To: TobagoJack who wrote (62722)4/25/2005 2:43:37 PM
From: Slagle  Read Replies (2) | Respond to of 74559
 
TobagoJack Re: Carpet industry trends. The consensus is that the business is slowing down a great deal at the retail level and the slowdown since December has been considerable. This time last year business was good. Ceramic tile and wood flooring may be doing better but they are slow too and vinyl flooring is doing worse than carpet. This is what I have been told today by people who are in a position to know.

Whether this is carpet specific due to price increases due to the rise in the price of the petrochemicals from which carpet is made or the slowdown is due to a slowdown in demand for flooring materials overall is not clear. Still...all new houses have floors and ALL those floors have floorcoverings. I can't imagine a single square foot of any new home, at least any home that would qualify for a mortgage that would not have floorcovering and over 60% of that floorcovering in the US is carpet, though hardwood and ceramic tile are gaining in market share.

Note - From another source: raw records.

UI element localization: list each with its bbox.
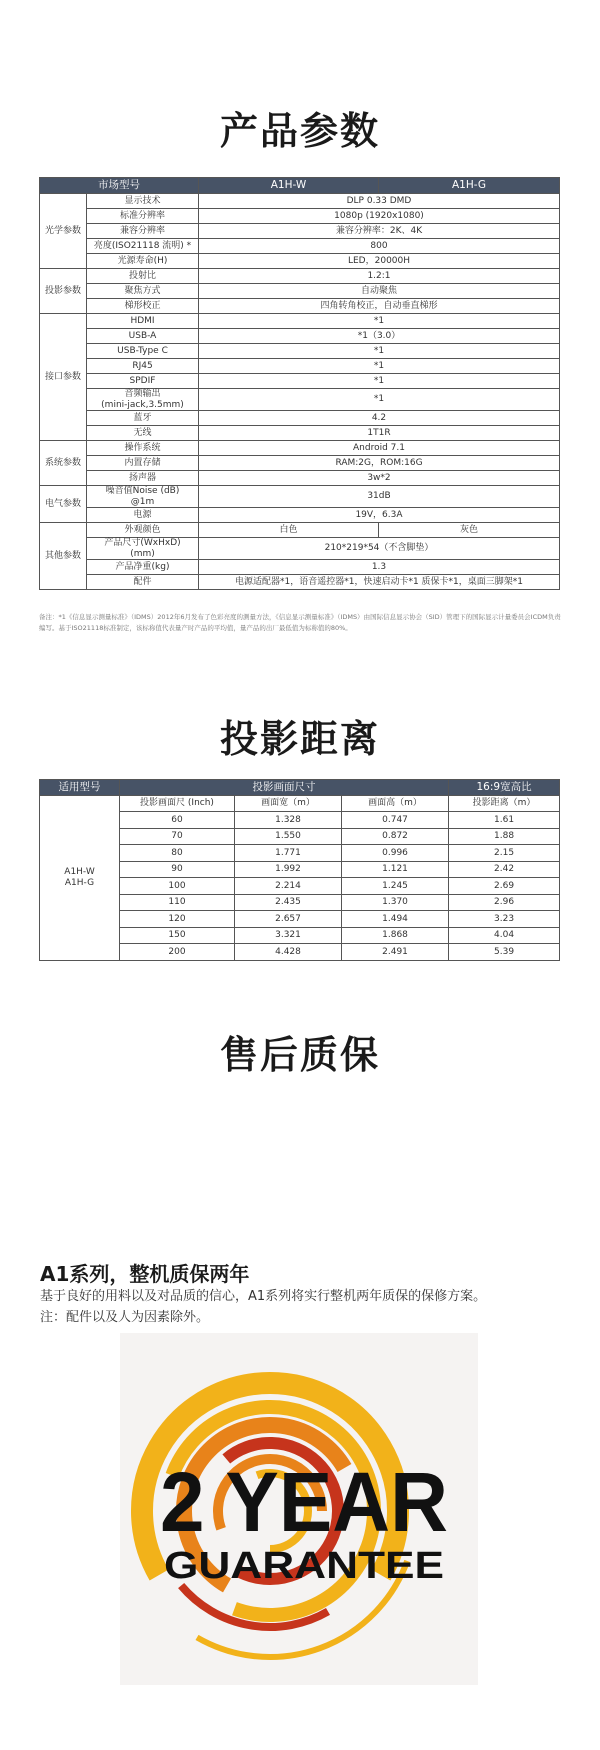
params-label: USB-A (87, 329, 199, 344)
distance-cell: 200 (120, 944, 235, 961)
params-value: 1.2:1 (199, 269, 560, 284)
header-model: 适用型号 (40, 780, 120, 796)
params-value: 自动聚焦 (199, 284, 560, 299)
warranty-description: 基于良好的用料以及对品质的信心，A1系列将实行整机两年质保的保修方案。 (40, 1289, 487, 1304)
distance-cell: 1.868 (342, 927, 449, 944)
header-screen-size: 投影画面尺寸 (120, 780, 449, 796)
distance-cell: 90 (120, 861, 235, 878)
params-label: 聚焦方式 (87, 284, 199, 299)
params-value: *1 (199, 359, 560, 374)
params-row (40, 314, 560, 329)
badge-big-text: 2 YEAR (160, 1455, 448, 1549)
params-category: 电气参数 (40, 486, 87, 523)
params-value: 31dB (199, 486, 560, 508)
params-note: 备注：*1《信息显示测量标准》（IDMS）2012年6月发布了色彩亮度的测量方法，《信息显示测量标准》（IDMS）由国际信息显示协会（SID）管理下的国际显示计量委员会ICDM负责编写。基于ISO21118标准制定，该标称值代表量产时产品的平均值，量产品的出厂最低值为标称值的80%。 (39, 613, 561, 632)
params-label: 亮度(ISO21118 流明) * (87, 239, 199, 254)
params-value-g: 灰色 (379, 523, 560, 538)
distance-cell: 3.321 (235, 927, 342, 944)
distance-cell: 2.657 (235, 911, 342, 928)
params-row (40, 456, 560, 471)
params-category: 投影参数 (40, 269, 87, 314)
distance-cell: 120 (120, 911, 235, 928)
params-value: 210*219*54（不含脚垫） (199, 538, 560, 560)
params-row (40, 411, 560, 426)
params-row (40, 389, 560, 411)
distance-cell: 70 (120, 828, 235, 845)
distance-cell: 4.04 (449, 927, 560, 944)
distance-cell: 0.996 (342, 845, 449, 862)
params-row (40, 299, 560, 314)
distance-table (39, 779, 560, 961)
params-row (40, 344, 560, 359)
params-category: 接口参数 (40, 314, 87, 441)
params-row (40, 374, 560, 389)
params-row (40, 254, 560, 269)
params-row (40, 359, 560, 374)
header-a1h-g: A1H-G (379, 178, 560, 194)
distance-subheader-cell: 投影画面尺 (Inch) (120, 796, 235, 812)
distance-cell: 1.494 (342, 911, 449, 928)
params-value: 19V，6.3A (199, 508, 560, 523)
distance-cell: 0.747 (342, 812, 449, 829)
params-label: 投射比 (87, 269, 199, 284)
distance-subheader-cell: 投影距离（m） (449, 796, 560, 812)
params-value: 4.2 (199, 411, 560, 426)
params-label: 电源 (87, 508, 199, 523)
params-row (40, 471, 560, 486)
header-market-model: 市场型号 (40, 178, 199, 194)
params-title: 产品参数 (219, 109, 380, 153)
params-row (40, 209, 560, 224)
params-label: 扬声器 (87, 471, 199, 486)
params-label: 噪音值Noise (dB) @1m (87, 486, 199, 508)
header-aspect: 16:9宽高比 (449, 780, 560, 796)
distance-cell: 150 (120, 927, 235, 944)
params-value: RAM:2G，ROM:16G (199, 456, 560, 471)
params-table (39, 177, 560, 590)
guarantee-badge-graphic (120, 1333, 478, 1685)
params-row (40, 284, 560, 299)
distance-cell: 0.872 (342, 828, 449, 845)
header-a1h-w: A1H-W (199, 178, 379, 194)
params-label: 无线 (87, 426, 199, 441)
distance-cell: 1.992 (235, 861, 342, 878)
distance-cell: 2.15 (449, 845, 560, 862)
distance-cell: 1.328 (235, 812, 342, 829)
params-label: 蓝牙 (87, 411, 199, 426)
distance-cell: 5.39 (449, 944, 560, 961)
params-label: 兼容分辨率 (87, 224, 199, 239)
params-label: 操作系统 (87, 441, 199, 456)
warranty-exclusion-note: 注：配件以及人为因素除外。 (40, 1310, 210, 1325)
distance-subheader-row (40, 796, 560, 812)
params-value: *1 (199, 389, 560, 411)
params-label: 配件 (87, 575, 199, 590)
params-row (40, 194, 560, 209)
params-label: RJ45 (87, 359, 199, 374)
params-label: SPDIF (87, 374, 199, 389)
params-value-w: 白色 (199, 523, 379, 538)
params-value: LED，20000H (199, 254, 560, 269)
badge-small-text: GUARANTEE (164, 1545, 444, 1587)
params-row (40, 239, 560, 254)
params-category: 系统参数 (40, 441, 87, 486)
params-value: 3w*2 (199, 471, 560, 486)
params-row (40, 486, 560, 508)
distance-header-row (40, 780, 560, 796)
params-label: HDMI (87, 314, 199, 329)
params-value: *1 (199, 344, 560, 359)
distance-cell: 1.61 (449, 812, 560, 829)
distance-cell: 60 (120, 812, 235, 829)
params-value: 1080p (1920x1080) (199, 209, 560, 224)
params-label: 音频输出 (mini-jack,3.5mm) (87, 389, 199, 411)
distance-title: 投影距离 (219, 717, 380, 761)
params-label: 外观颜色 (87, 523, 199, 538)
distance-cell: 2.214 (235, 878, 342, 895)
params-row (40, 224, 560, 239)
distance-cell: 1.245 (342, 878, 449, 895)
params-label: 显示技术 (87, 194, 199, 209)
params-label: 产品尺寸(WxHxD) (mm) (87, 538, 199, 560)
params-label: 梯形校正 (87, 299, 199, 314)
params-row (40, 269, 560, 284)
params-value: 1T1R (199, 426, 560, 441)
params-row (40, 508, 560, 523)
params-row (40, 329, 560, 344)
params-value: 四角转角校正，自动垂直梯形 (199, 299, 560, 314)
distance-cell: 2.435 (235, 894, 342, 911)
params-label: 标准分辨率 (87, 209, 199, 224)
params-row (40, 538, 560, 560)
params-value: *1 (199, 374, 560, 389)
params-label: 光源寿命(H) (87, 254, 199, 269)
params-value: 电源适配器*1，语音遥控器*1，快速启动卡*1 质保卡*1，桌面三脚架*1 (199, 575, 560, 590)
distance-models: A1H-W A1H-G (40, 796, 120, 961)
params-row (40, 426, 560, 441)
params-value: 1.3 (199, 560, 560, 575)
distance-cell: 4.428 (235, 944, 342, 961)
distance-cell: 110 (120, 894, 235, 911)
params-header-row (40, 178, 560, 194)
params-label: 产品净重(kg) (87, 560, 199, 575)
params-label: 内置存储 (87, 456, 199, 471)
params-category: 其他参数 (40, 523, 87, 590)
distance-cell: 1.121 (342, 861, 449, 878)
params-row (40, 441, 560, 456)
warranty-heading: A1系列，整机质保两年 (40, 1262, 250, 1286)
warranty-title: 售后质保 (219, 1033, 380, 1077)
distance-cell: 2.96 (449, 894, 560, 911)
distance-cell: 2.69 (449, 878, 560, 895)
params-category: 光学参数 (40, 194, 87, 269)
distance-cell: 80 (120, 845, 235, 862)
distance-cell: 2.42 (449, 861, 560, 878)
params-value: DLP 0.33 DMD (199, 194, 560, 209)
guarantee-badge (120, 1333, 478, 1685)
params-row (40, 575, 560, 590)
distance-cell: 1.550 (235, 828, 342, 845)
params-row (40, 523, 560, 538)
distance-cell: 3.23 (449, 911, 560, 928)
params-value: 800 (199, 239, 560, 254)
params-row (40, 560, 560, 575)
distance-subheader-cell: 画面高（m） (342, 796, 449, 812)
params-label: USB-Type C (87, 344, 199, 359)
distance-cell: 1.771 (235, 845, 342, 862)
params-value: 兼容分辨率：2K、4K (199, 224, 560, 239)
distance-cell: 1.370 (342, 894, 449, 911)
params-value: Android 7.1 (199, 441, 560, 456)
distance-cell: 100 (120, 878, 235, 895)
params-value: *1（3.0） (199, 329, 560, 344)
distance-cell: 1.88 (449, 828, 560, 845)
params-value: *1 (199, 314, 560, 329)
distance-cell: 2.491 (342, 944, 449, 961)
distance-subheader-cell: 画面宽（m） (235, 796, 342, 812)
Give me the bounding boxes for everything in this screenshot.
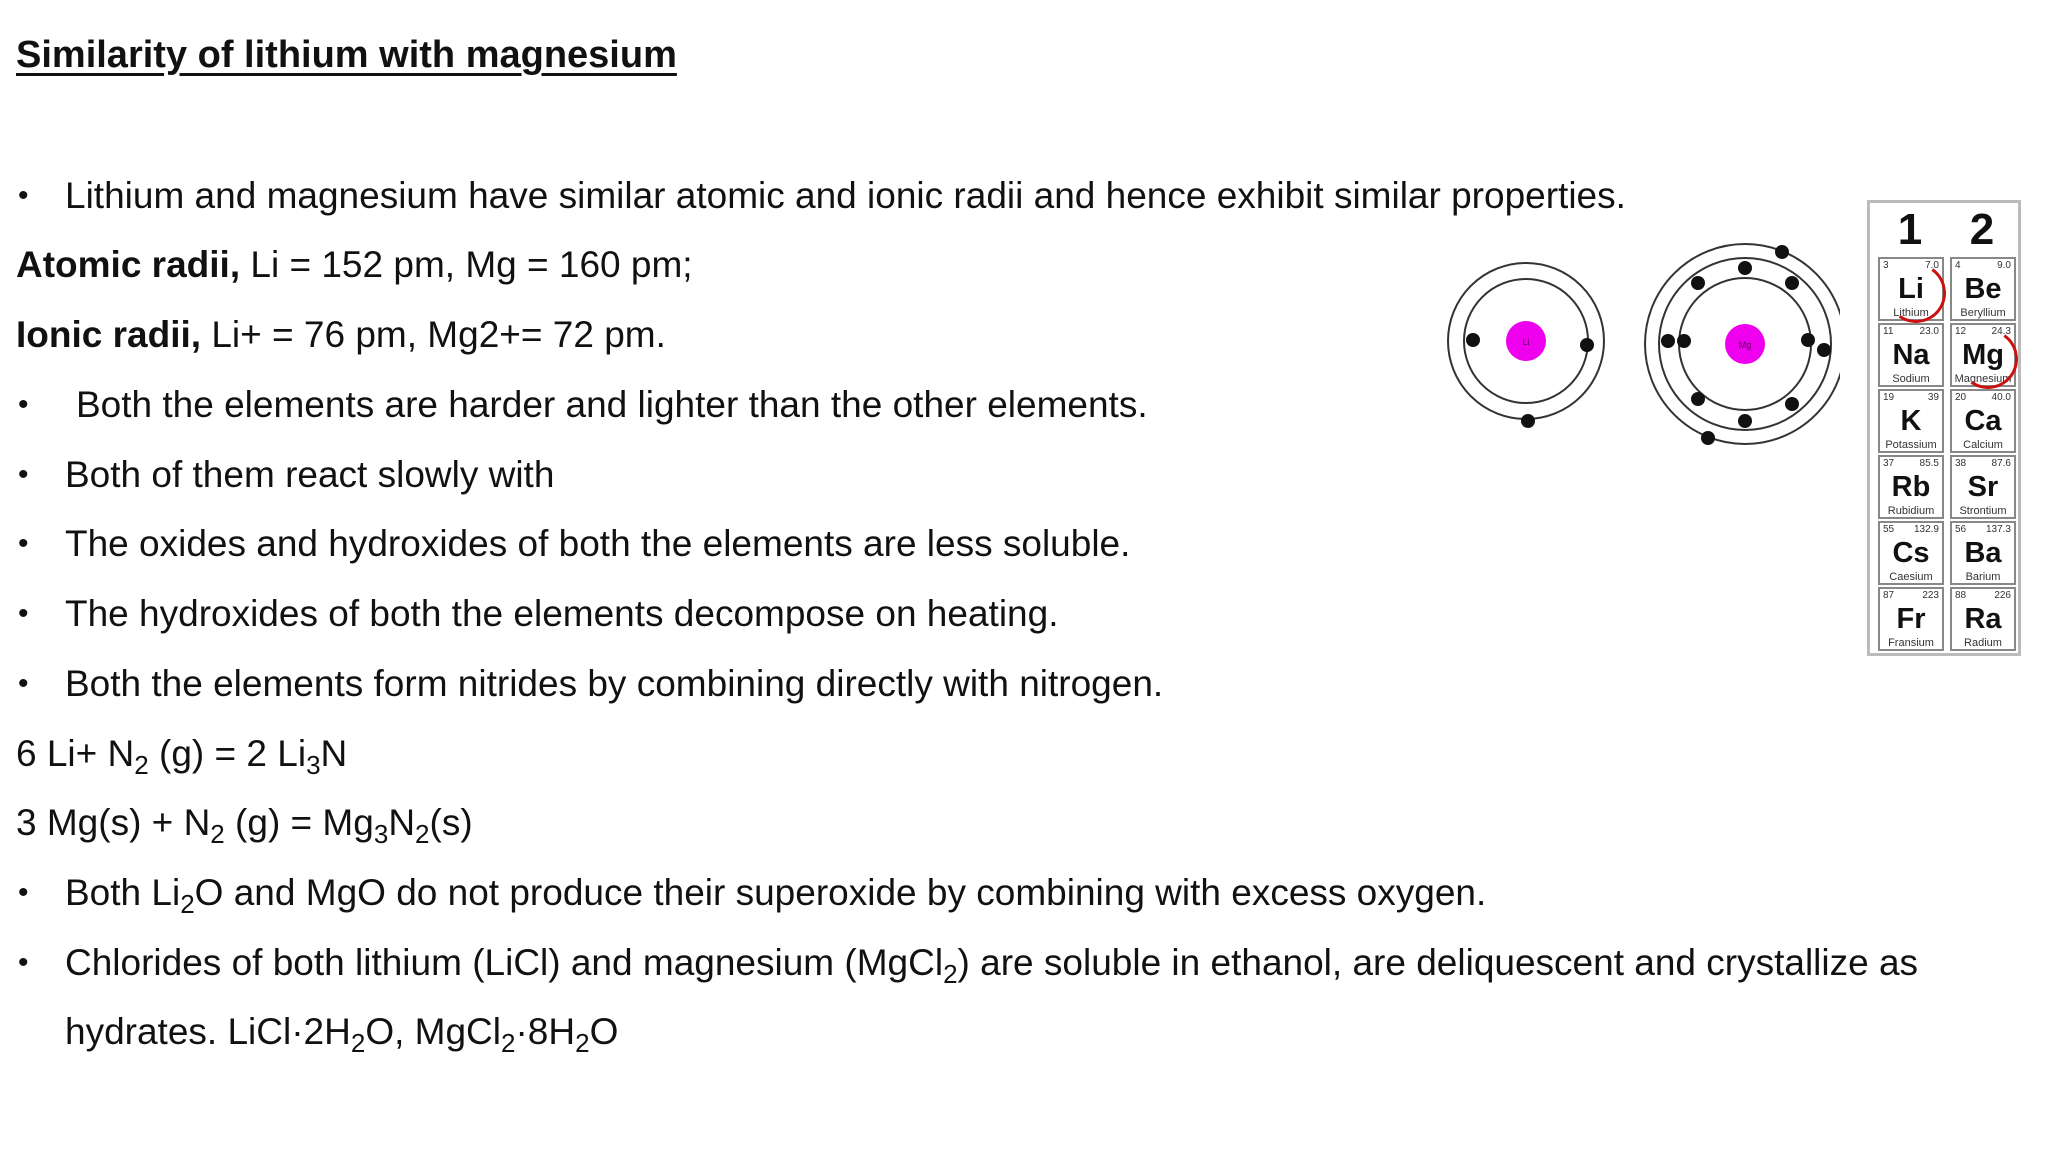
element-symbol: Fr	[1896, 603, 1926, 635]
element-name: Rubidium	[1887, 505, 1935, 517]
lithium-nucleus-label: Li	[1522, 337, 1530, 347]
lithium-atom-diagram	[1448, 263, 1604, 428]
element-cell-rb	[1878, 455, 1944, 519]
atomic-number: 38	[1955, 458, 1967, 469]
atomic-number: 88	[1955, 590, 1967, 601]
element-cell-li	[1878, 257, 1944, 321]
element-symbol: Ba	[1964, 537, 2002, 569]
element-name: Radium	[1964, 637, 2002, 649]
element-name: Beryllium	[1960, 307, 2006, 319]
atomic-mass: 39	[1927, 392, 1939, 403]
bullet-hydroxides-decompose: The hydroxides of both the elements decompose on heating.	[65, 593, 1059, 634]
atomic-mass: 24.3	[1991, 326, 2011, 337]
atomic-mass: 223	[1922, 590, 1939, 601]
element-cell-ca	[1950, 389, 2016, 453]
atomic-mass: 23.0	[1919, 326, 1939, 337]
element-symbol: Mg	[1962, 339, 2004, 371]
bullet-nitrides: Both the elements form nitrides by combining directly with nitrogen.	[65, 663, 1164, 704]
equation-magnesium-nitride: 3 $Mg(s) + N_2$ $(g) = Mg_3N_2(s)$	[16, 802, 473, 849]
atomic-mass: 7.0	[1925, 260, 1939, 271]
atomic-mass: 87.6	[1991, 458, 2011, 469]
bullet-icon: •	[18, 876, 29, 909]
magnesium-atom-diagram	[1645, 244, 1840, 445]
element-cell-sr	[1950, 455, 2016, 519]
element-symbol: Ca	[1964, 405, 2002, 437]
bullet-superoxide: Both $Li_2O$ and MgO do not produce their superoxide by combining with excess oxygen.	[65, 872, 1487, 919]
bullet-icon: •	[18, 458, 29, 491]
element-symbol: Na	[1892, 339, 1930, 371]
element-name: Lithium	[1893, 307, 1929, 319]
atomic-number: 3	[1883, 260, 1889, 271]
element-symbol: K	[1900, 405, 1922, 437]
equation-lithium-nitride: 6 $Li+ N_2$ (g) = 2 $Li_3N$	[16, 733, 348, 780]
element-cell-cs	[1878, 521, 1944, 585]
bullet-icon: •	[18, 946, 29, 979]
magnesium-nucleus-label: Mg	[1738, 340, 1752, 350]
element-cell-fr	[1878, 587, 1944, 651]
atomic-mass: 226	[1994, 590, 2011, 601]
element-symbol: Ra	[1964, 603, 2002, 635]
bullet-icon: •	[18, 597, 29, 630]
bullet-chlorides-continued: hydrates. $LiCl\cdot 2H_2O$, $MgCl_2\cdot 8H_2O$	[65, 1011, 619, 1058]
atomic-number: 4	[1955, 260, 1961, 271]
atomic-radii-line	[16, 243, 693, 287]
element-name: Magnesium	[1954, 373, 2012, 385]
element-symbol: Rb	[1891, 471, 1931, 503]
atomic-number: 12	[1955, 326, 1967, 337]
atomic-number: 19	[1883, 392, 1895, 403]
element-symbol: Be	[1964, 273, 2002, 305]
atomic-mass: 132.9	[1913, 524, 1939, 535]
atomic-number: 55	[1883, 524, 1895, 535]
atomic-radii-label: Atomic radii,	[16, 244, 241, 285]
element-name: Caesium	[1889, 571, 1933, 583]
atomic-number: 37	[1883, 458, 1895, 469]
bullet-icon: •	[18, 388, 29, 421]
bullet-harder-lighter: Both the elements are harder and lighter than the other elements.	[76, 384, 1148, 425]
element-name: Potassium	[1885, 439, 1937, 451]
bullet-icon: •	[18, 179, 29, 212]
atomic-number: 11	[1883, 326, 1894, 337]
element-symbol: Li	[1898, 273, 1924, 305]
bullet-chlorides: Chlorides of both lithium (LiCl) and magnesium (MgCl$_2$) are soluble in ethanol, are deliquescent and crystallize as	[65, 942, 1919, 989]
element-symbol: Cs	[1892, 537, 1930, 569]
element-cell-mg	[1950, 323, 2016, 387]
element-cell-be	[1950, 257, 2016, 321]
atomic-mass: 40.0	[1991, 392, 2011, 403]
element-name: Strontium	[1959, 505, 2007, 517]
bullet-icon: •	[18, 527, 29, 560]
bullet-oxides-hydroxides: The oxides and hydroxides of both the elements are less soluble.	[65, 523, 1131, 564]
element-cell-na	[1878, 323, 1944, 387]
element-cell-k	[1878, 389, 1944, 453]
ionic-radii-label: Ionic radii,	[16, 314, 202, 355]
atom-diagrams	[1440, 236, 1840, 456]
atomic-number: 20	[1955, 392, 1967, 403]
group-2-header: 2	[1969, 205, 1995, 254]
element-cell-ba	[1950, 521, 2016, 585]
element-symbol: Sr	[1967, 471, 1999, 503]
atomic-radii-values: Li = 152 pm, Mg = 160 pm;	[240, 244, 693, 285]
ionic-radii-line	[16, 313, 666, 357]
page-title: Similarity of lithium with magnesium	[16, 34, 677, 76]
element-cell-ra	[1950, 587, 2016, 651]
element-name: Sodium	[1892, 373, 1930, 385]
atomic-number: 56	[1955, 524, 1967, 535]
atomic-mass: 85.5	[1919, 458, 1939, 469]
element-name: Calcium	[1963, 439, 2003, 451]
atomic-number: 87	[1883, 590, 1895, 601]
ionic-radii-values: Li+ = 76 pm, Mg2+= 72 pm.	[201, 314, 666, 355]
element-name: Fransium	[1888, 637, 1934, 649]
bullet-radii-similarity: Lithium and magnesium have similar atomic and ionic radii and hence exhibit similar properties.	[65, 175, 1626, 216]
bullet-icon: •	[18, 667, 29, 700]
group-1-header: 1	[1897, 205, 1923, 254]
bullet-react-slowly: Both of them react slowly with	[65, 454, 555, 495]
atomic-mass: 137.3	[1985, 524, 2011, 535]
atomic-mass: 9.0	[1997, 260, 2011, 271]
element-name: Barium	[1965, 571, 2001, 583]
periodic-table-groups-1-2	[1867, 200, 2021, 656]
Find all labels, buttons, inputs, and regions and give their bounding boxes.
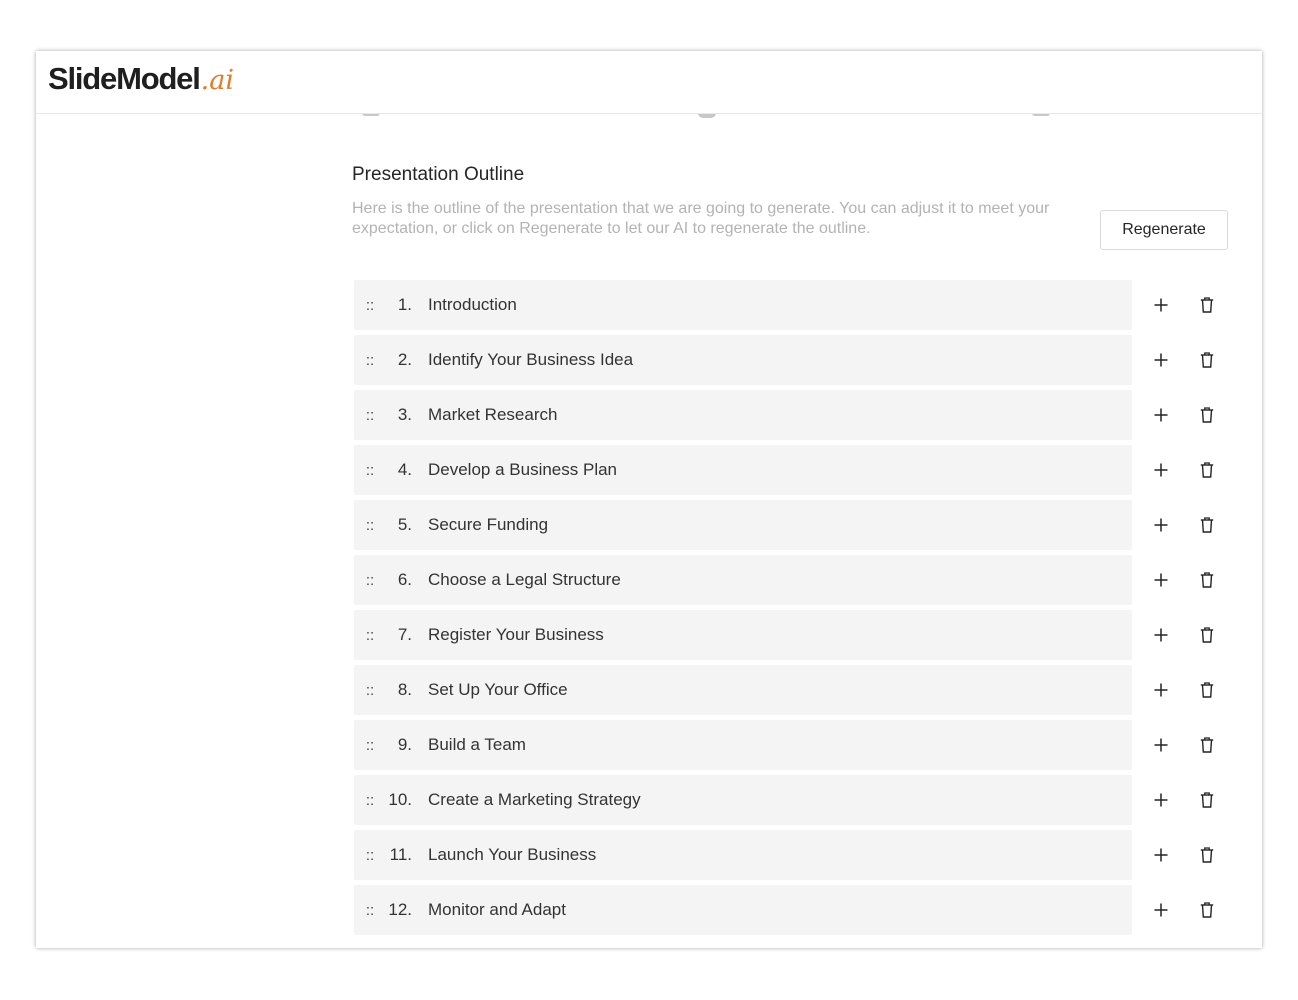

There are some factors that make the US carpet industry a pretty good gage for the US housing industry at large. One is its concentration; 80% of the US carpet market is supplied by mills located within a 65 mile radius of Dalton, GA. Very little carpet is exported and very little is imported. There is a big import market, but that is mostly in woven area rugs and the like, not in the tufted broadloom that is part of the initial construction of the new house. In other words, a new house is not occupied until the carpet has been installed. Even the petrochemical feedstocks that are used to make carpet fiber, backing and adhesive are products of the domestic refining industry.

Another thing I didn't realize is that there has been a big shakeout on the fiber supply side and even if oil goes down yarn and fiber, especially nylon, may continue to rise. Today there are only three independent fiber producers; a decade ago there were a whole bunch.